Mas o tom de Wilcken não é reprovador. Quaisquer que sejam suas falhas, a expedição não foi somente complicada e perigosa, mas produtiva, fornecendo a Lévi-Strauss uma quantidade de hipóteses imaginativas que lhe seriam muito úteis quando chegou ao seu verdadeiro campo de pesquisa, milhares de quilômetros longe dos arbustos ou da selva.
De volta à França na primavera de 1939, com 30 anos recém-completados e o cérebro ainda ocupado com o que tinha visto, estava tão despolitizado que não percebeu a iminência da guerra na Europa, nem se deu conta das realidades da vitória nazista e do governo colaboracionista de Vichy: em 1940, tentou – e felizmente não conseguiu – voltar para a Paris ocupada como professor, quando os judeus já estavam em risco. Demitido pelo regime de Pétain, teve o visto de regresso ao Brasil negado, mas conseguiu um convite da New School for Social Research de Nova York, e (ajudado pelas conexões de uma tia rica nos Estados Unidos) partiu de Marselha em um navio onde estavam, entre outros refugiados, André Breton e Victor Serge, aventura retratada em um dos episódios mais saborosos de Tristes Trópicos. Ao chegar finalmente a Nova York, Manhattan foi, nas palavras de Wilcken, mais do que o Mato Grosso, “seu verdadeiro choque cultural”.

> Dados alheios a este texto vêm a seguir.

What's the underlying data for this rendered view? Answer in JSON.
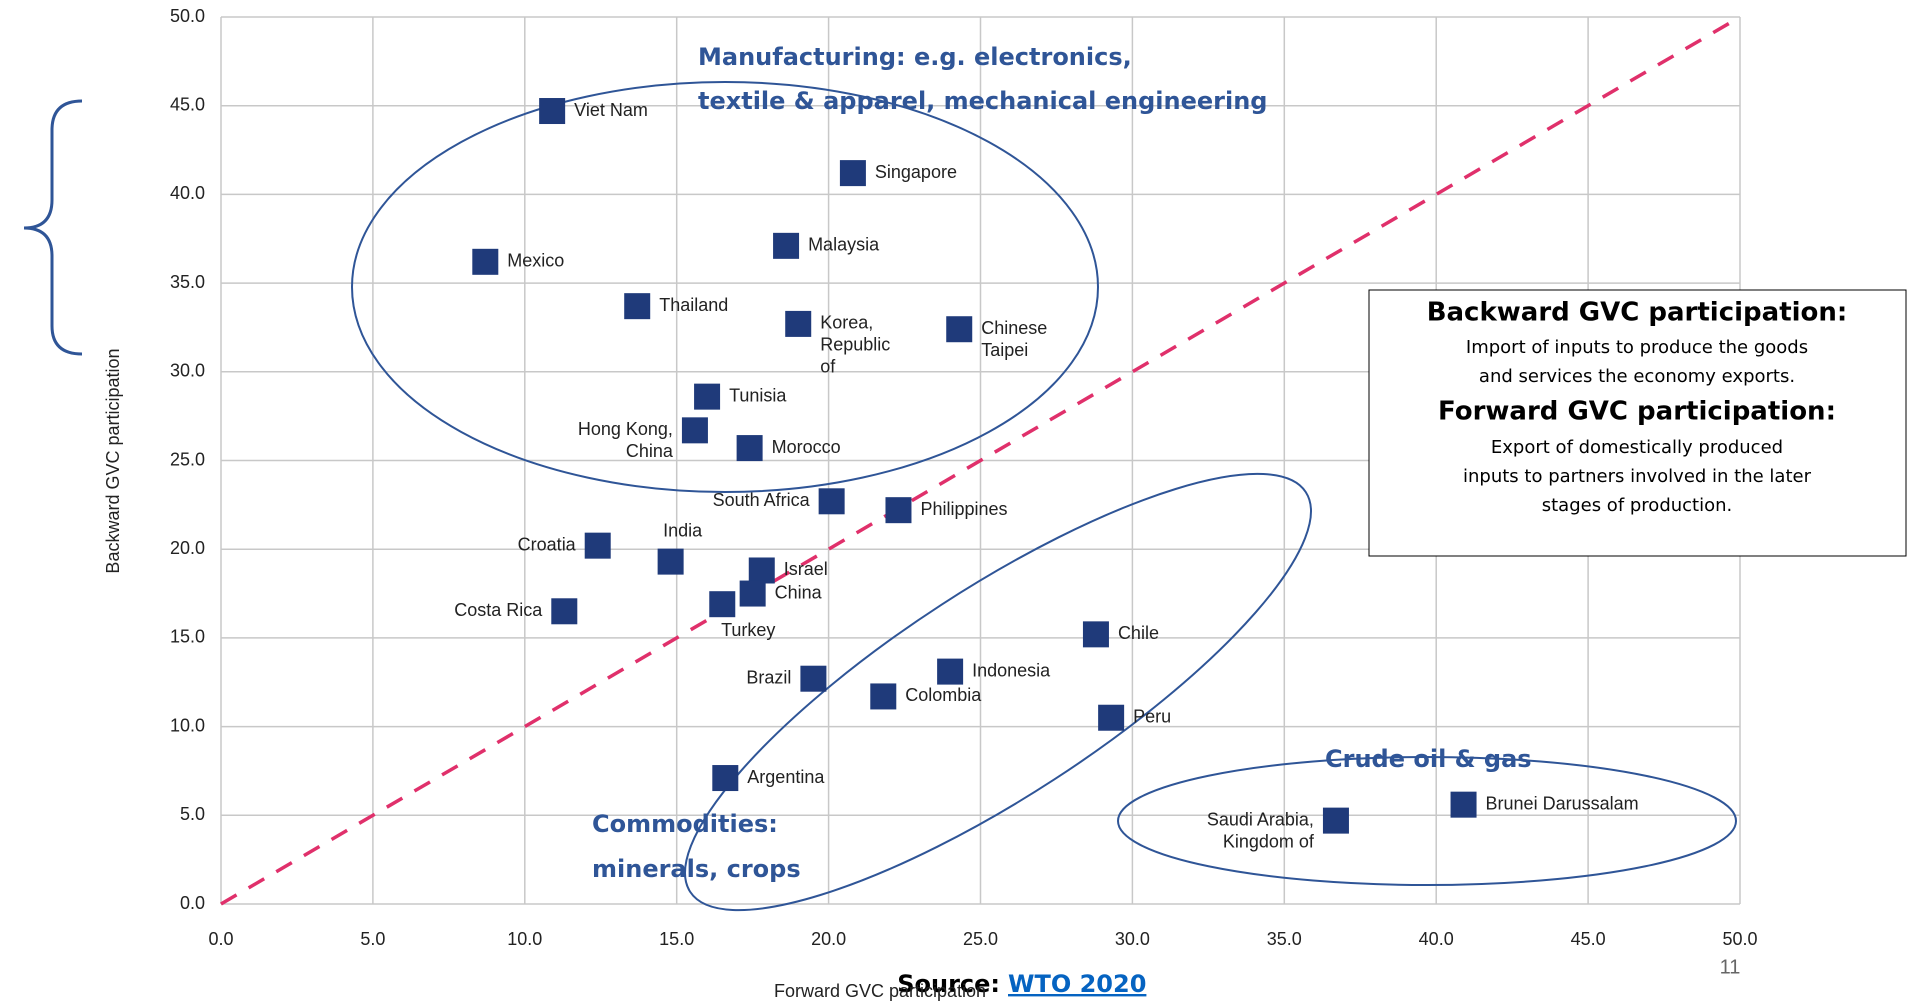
{
  "chart_data": {
    "type": "scatter",
    "xlabel": "Forward GVC participation",
    "ylabel": "Backward GVC participation",
    "labels": [
      [
        "Viet Nam"
      ],
      [
        "Singapore"
      ],
      [
        "Mexico"
      ],
      [
        "Malaysia"
      ],
      [
        "Thailand"
      ],
      [
        "Korea,",
        "Republic",
        "of"
      ],
      [
        "Chinese",
        "Taipei"
      ],
      [
        "Tunisia"
      ],
      [
        "Hong Kong,",
        "China"
      ],
      [
        "Morocco"
      ],
      [
        "South Africa"
      ],
      [
        "Philippines"
      ],
      [
        "Croatia"
      ],
      [
        "India"
      ],
      [
        "Israel"
      ],
      [
        "China"
      ],
      [
        "Turkey"
      ],
      [
        "Costa Rica"
      ],
      [
        "Chile"
      ],
      [
        "Indonesia"
      ],
      [
        "Brazil"
      ],
      [
        "Colombia"
      ],
      [
        "Peru"
      ],
      [
        "Argentina"
      ],
      [
        "Saudi Arabia,",
        "Kingdom of"
      ],
      [
        "Brunei Darussalam"
      ]
    ],
    "x": [
      10.9,
      20.8,
      8.7,
      18.6,
      13.7,
      19.0,
      24.3,
      16.0,
      15.6,
      17.4,
      20.1,
      22.3,
      12.4,
      14.8,
      17.8,
      17.5,
      16.5,
      11.3,
      28.8,
      24.0,
      19.5,
      21.8,
      29.3,
      16.6,
      36.7,
      40.9
    ],
    "y": [
      44.7,
      41.2,
      36.2,
      37.1,
      33.7,
      32.7,
      32.4,
      28.6,
      26.7,
      25.7,
      22.7,
      22.2,
      20.2,
      19.3,
      18.8,
      17.5,
      16.9,
      16.5,
      15.2,
      13.1,
      12.7,
      11.7,
      10.5,
      7.1,
      4.7,
      5.6
    ],
    "color": "#1f3a7a",
    "reference_line_color": "#e0306b",
    "xlim": [
      0,
      50
    ],
    "ylim": [
      0,
      50
    ],
    "xticks": [
      {
        "value": 0,
        "label": "0.0"
      },
      {
        "value": 5,
        "label": "5.0"
      },
      {
        "value": 10,
        "label": "10.0"
      },
      {
        "value": 15,
        "label": "15.0"
      },
      {
        "value": 20,
        "label": "20.0"
      },
      {
        "value": 25,
        "label": "25.0"
      },
      {
        "value": 30,
        "label": "30.0"
      },
      {
        "value": 35,
        "label": "35.0"
      },
      {
        "value": 40,
        "label": "40.0"
      },
      {
        "value": 45,
        "label": "45.0"
      },
      {
        "value": 50,
        "label": "50.0"
      }
    ],
    "yticks": [
      {
        "value": 0,
        "label": "0.0"
      },
      {
        "value": 5,
        "label": "5.0"
      },
      {
        "value": 10,
        "label": "10.0"
      },
      {
        "value": 15,
        "label": "15.0"
      },
      {
        "value": 20,
        "label": "20.0"
      },
      {
        "value": 25,
        "label": "25.0"
      },
      {
        "value": 30,
        "label": "30.0"
      },
      {
        "value": 35,
        "label": "35.0"
      },
      {
        "value": 40,
        "label": "40.0"
      },
      {
        "value": 45,
        "label": "45.0"
      },
      {
        "value": 50,
        "label": "50.0"
      }
    ],
    "grid": true
  },
  "annotations": {
    "manufacturing": [
      "Manufacturing: e.g. electronics,",
      "textile & apparel, mechanical engineering"
    ],
    "commodities": [
      "Commodities:",
      "minerals, crops"
    ],
    "crude": "Crude oil & gas",
    "box": {
      "backward_title": "Backward GVC participation:",
      "backward_text": [
        "Import of inputs to produce the goods",
        "and services the economy exports."
      ],
      "forward_title": "Forward GVC participation:",
      "forward_text": [
        "Export of domestically produced",
        "inputs to partners involved in the later",
        "stages of production."
      ]
    },
    "source_label": "Source:",
    "source_link": "WTO 2020",
    "page_number": "11"
  }
}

Ali, em meio a uma comunidade de expatriados franceses bem maior do que a de São Paulo, ele se incorporou ao ambiente vanguardista dos surrealistas – Max Ernst, Yves Tanguy, André Masson, Roberto Matta, para não falar do próprio Breton – para os quais a antropologia e a psicanálise eram as chaves para as fontes inconscientes da existência. Ele havia pintado quando menino; no Brasil, começara a escrever uma peça no espírito de Corneille; na França, iniciara um romance no estilo de Conrad. Em Nova York, desistiu dessas ambições, mas aprendeu a investir a sensibilidade que estava por trás delas (agora moduladas pelo novo cenário: “Os surrealistas enriqueceram e refinaram meu gosto estético”) em formas que seriam discursivas, em vez de criativas.

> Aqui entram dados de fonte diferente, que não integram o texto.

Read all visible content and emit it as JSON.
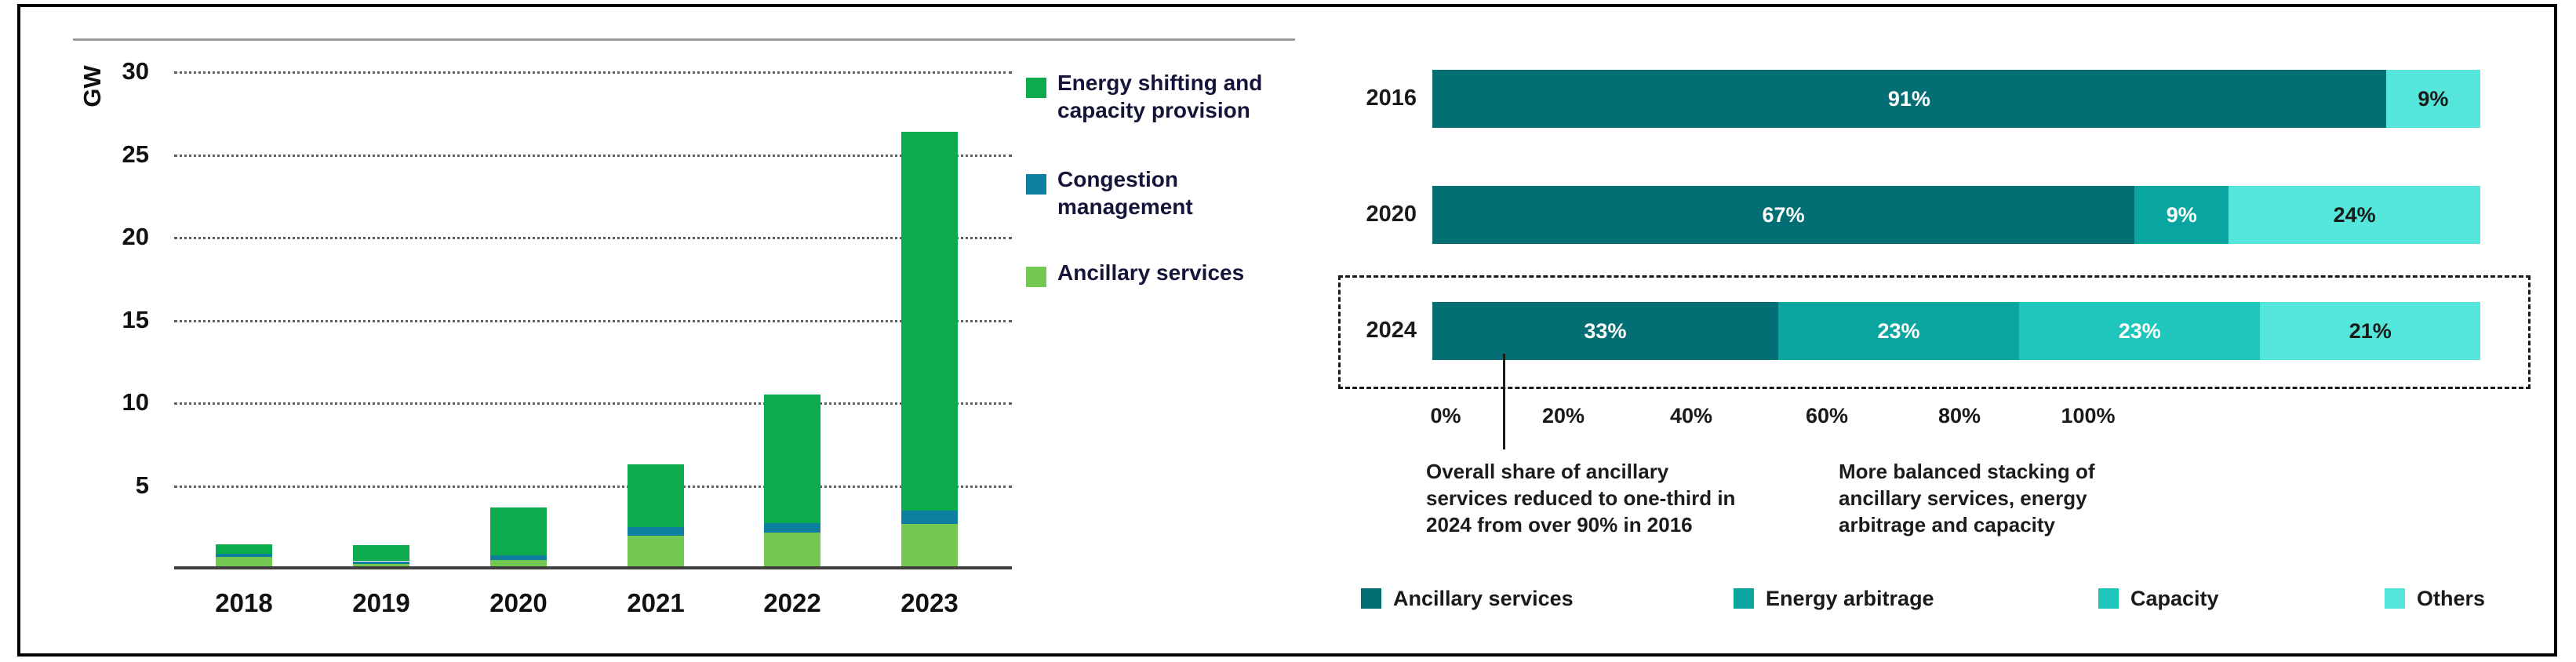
{
  "colors": {
    "energy_shifting": "#0cac4c",
    "congestion": "#0e7f9f",
    "ancillary_left": "#72c850",
    "ancillary_services": "#046e75",
    "energy_arbitrage": "#0ba5a0",
    "capacity": "#1fc6bb",
    "others": "#54e6da",
    "grid_dots": "#5f5f5f",
    "axis_line": "#3f3f3f",
    "top_rule": "#9a9a9a",
    "dashed_box": "#1a1a1a",
    "dark_text": "#1a1a1a",
    "white_text": "#ffffff",
    "frame_border": "#000000"
  },
  "left_chart": {
    "y_axis_label": "GW",
    "legend": [
      {
        "label": "Energy shifting and\ncapacity provision",
        "color_key": "energy_shifting"
      },
      {
        "label": "Congestion\nmanagement",
        "color_key": "congestion"
      },
      {
        "label": "Ancillary services",
        "color_key": "ancillary_left"
      }
    ]
  },
  "right_chart": {
    "annotations": [
      "Overall share of ancillary\nservices reduced to one-third in\n2024 from over 90% in 2016",
      "More balanced stacking of\nancillary services, energy\narbitrage and capacity"
    ],
    "legend": [
      {
        "label": "Ancillary services",
        "color_key": "ancillary_services"
      },
      {
        "label": "Energy arbitrage",
        "color_key": "energy_arbitrage"
      },
      {
        "label": "Capacity",
        "color_key": "capacity"
      },
      {
        "label": "Others",
        "color_key": "others"
      }
    ]
  },
  "chart_data": [
    {
      "type": "bar",
      "orientation": "vertical",
      "stacked": true,
      "ylabel": "GW",
      "categories": [
        "2018",
        "2019",
        "2020",
        "2021",
        "2022",
        "2023"
      ],
      "series": [
        {
          "name": "Ancillary services",
          "color_key": "ancillary_left",
          "values": [
            0.7,
            0.3,
            0.5,
            2.0,
            2.2,
            2.7
          ]
        },
        {
          "name": "Congestion management",
          "color_key": "congestion",
          "values": [
            0.2,
            0.15,
            0.3,
            0.5,
            0.55,
            0.8
          ]
        },
        {
          "name": "Energy shifting and capacity provision",
          "color_key": "energy_shifting",
          "values": [
            0.55,
            0.95,
            2.9,
            3.8,
            7.75,
            22.9
          ]
        }
      ],
      "totals_gw": [
        1.45,
        1.4,
        3.7,
        6.3,
        10.5,
        26.4
      ],
      "yticks": [
        5,
        10,
        15,
        20,
        25,
        30
      ],
      "ylim": [
        0,
        32
      ],
      "grid": "dotted-horizontal",
      "legend_position": "right"
    },
    {
      "type": "bar",
      "orientation": "horizontal",
      "stacked": true,
      "unit": "%",
      "categories": [
        "2016",
        "2020",
        "2024"
      ],
      "series": [
        {
          "name": "Ancillary services",
          "color_key": "ancillary_services",
          "values": [
            91,
            67,
            33
          ]
        },
        {
          "name": "Energy arbitrage",
          "color_key": "energy_arbitrage",
          "values": [
            0,
            9,
            23
          ]
        },
        {
          "name": "Capacity",
          "color_key": "capacity",
          "values": [
            0,
            0,
            23
          ]
        },
        {
          "name": "Others",
          "color_key": "others",
          "values": [
            9,
            24,
            21
          ]
        }
      ],
      "xticks": [
        "0%",
        "20%",
        "40%",
        "60%",
        "80%",
        "100%"
      ],
      "xlim": [
        0,
        100
      ],
      "highlighted_category": "2024",
      "legend_position": "bottom"
    }
  ]
}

 A mudança decisiva, no entanto, veio de duas outras direções: o encontro com a riqueza empírica da etnologia americana, em grande parte reunida por Franz Boas, que ainda estava vivo em Nova York, e as perspectivas teóricas do círculo linguístico de Praga, trazidas para a América por Roman Jakobson, que se tornou seu amigo íntimo. Nada disso era conhecido na França. Enquanto dominava a primeira na Biblioteca Pública de Nova York, Lévi-Strauss absorvia a segunda, que passou a ser a estrutura fundamental de seu pensamento a partir de então.
Cerca de sete anos mais tarde – era então adido cultural francês, instalado numa mansão da Quinta Avenida – sua fusão das duas rendeu As Estruturas Elementares do Parentesco, publicado logo após seu retorno a Paris, em 1948. Nesse enorme compêndio, que procurava sistematizar em um conjunto de padrões inter-relacionados uma vasta gama de sistemas de matrimônio do mundo pré-letrado conhecido, ele sustentava que o tabu do incesto era um universal antropológico que marcava a ruptura entre a natureza e a cultura que tornava possível a sociedade humana. Embora nem todos os achados sobre os quais o livro se baseava fossem corretos, e nem todas as suas interpretações fossem sempre confiáveis, nada como as Estruturas Elementares havia sido tentado antes. Nas palavras de Wilcken: “Sua originalidade, a firmeza de suas afirmações, o senso de uma reorientação teórica há muito tempo necessária fizeram dele um ponto de referência de seu tempo.”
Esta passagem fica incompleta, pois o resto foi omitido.